Department of Clinical Radiation Sciences, Institute of Clinical Sciences, Sahlgrenska Academy, Gothenburg University, Gothenburg, Sweden.
Regional Cancer Centre West, Gothenburg, Sweden.
Int J Health Policy Manag. 2022 Dec 6;11(11):2707-2718. doi: 10.34172/ijhpm.2022.5693. Epub 2022 Feb 26.
Healthcare is complex with multi-professional staff and a variety of patient care pathways. Time pressure and minimal margins for errors, as well as tension between hierarchical power and the power of the professions, make it challenging to implement new policies or procedures. This paper explores five improvement cases in healthcare integrating system dynamics (SD) into action research (AR), aiming to identify methodological aspects of how this integration supported multi-professional groups to discover workable solutions to work-related challenges.
This re-analysis was conducted by a multi-disciplinary research group using an iterative abductive approach applying qualitative analysis to structure and understand the empirical material. Frameworks for consultancy assignments/client projects were used to identify case project stages (workflow steps) and socio-analytical questions were used to bridge between the AR and SD perspectives.

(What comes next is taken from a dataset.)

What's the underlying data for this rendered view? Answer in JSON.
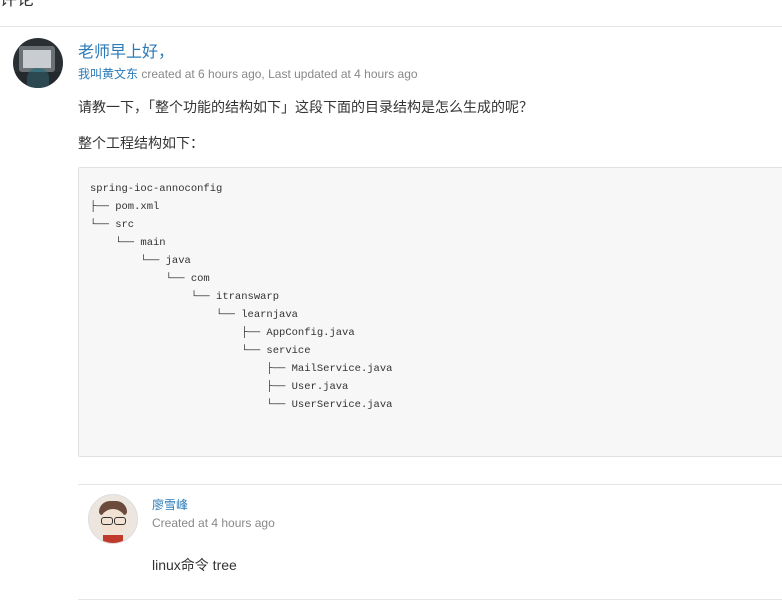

All studied cases began with an extensive AR-inspired inventory of problems/objectives and ended with an SD-facilitated experimental phase where mutually agreed solutions were tested . Time was primarily divided between facilitated group discussions during meetings and modelling work between meetings. Work principles ensured that the voice of each participant was heard, inspired engagement, interaction, and exploratory mutual learning activities. There was an overall pattern of two major divergent and convergent phases, as each group moved towards a mutually developed point of reference for their problem/objective and solution, a case-specific multi-professional knowledge repository.
By integrating SD into AR, more favourable outcomes for the client organization may be achieved than when applying either approach in isolation. We found that SD provided a platform that facilitated experiential learning in the AR process. The identified results were calibrated to local needs and circumstances, and compared to traditional top-down implementation for change processes, improved the likelihood of sustained actualisation.
医疗保健是一个复杂的系统,涉及多专业人员和多种患者护理路径。时间压力和最小的错误空间,以及等级权力和专业权力之间的紧张关系,使得实施新政策或程序具有挑战性。本文探讨了将系统动力学(SD)融入行动研究(AR)的五个医疗保健改进案例,旨在确定这种整合如何支持多专业团队发现可行的解决方案,以应对与工作相关的挑战的方法学方面。
一个多学科研究小组使用迭代归纳方法对这 5 个案例进行了重新分析,该方法使用定性分析来构建和理解经验材料。顾问任务/客户项目框架用于识别案例项目阶段(工作流程步骤),社会分析问题用于在 AR 和 SD 视角之间架起桥梁。
所有研究案例都从广泛的 AR 启发式问题/目标清单开始,以 SD 促进的实验阶段结束,在该阶段,共同商定的解决方案得到了测试。时间主要分为会议期间的小组讨论和会议之间的建模工作。工作原则确保了每个参与者的声音都被听到,激发了参与、互动和探索性的相互学习活动。总体上存在两个主要的发散和收敛阶段的模式,因为每个团队都朝着他们的问题/目标和解决方案的共同发展的参考点前进,形成了特定于案例的多专业知识库。
通过将 SD 融入 AR,客户组织可能会获得比单独应用任何方法更好的结果。我们发现,SD 提供了一个平台,在 AR 过程中促进了体验式学习。确定的结果根据当地的需求和情况进行了校准,并与传统的自上而下的变革过程进行了比较,提高了持续实现的可能性。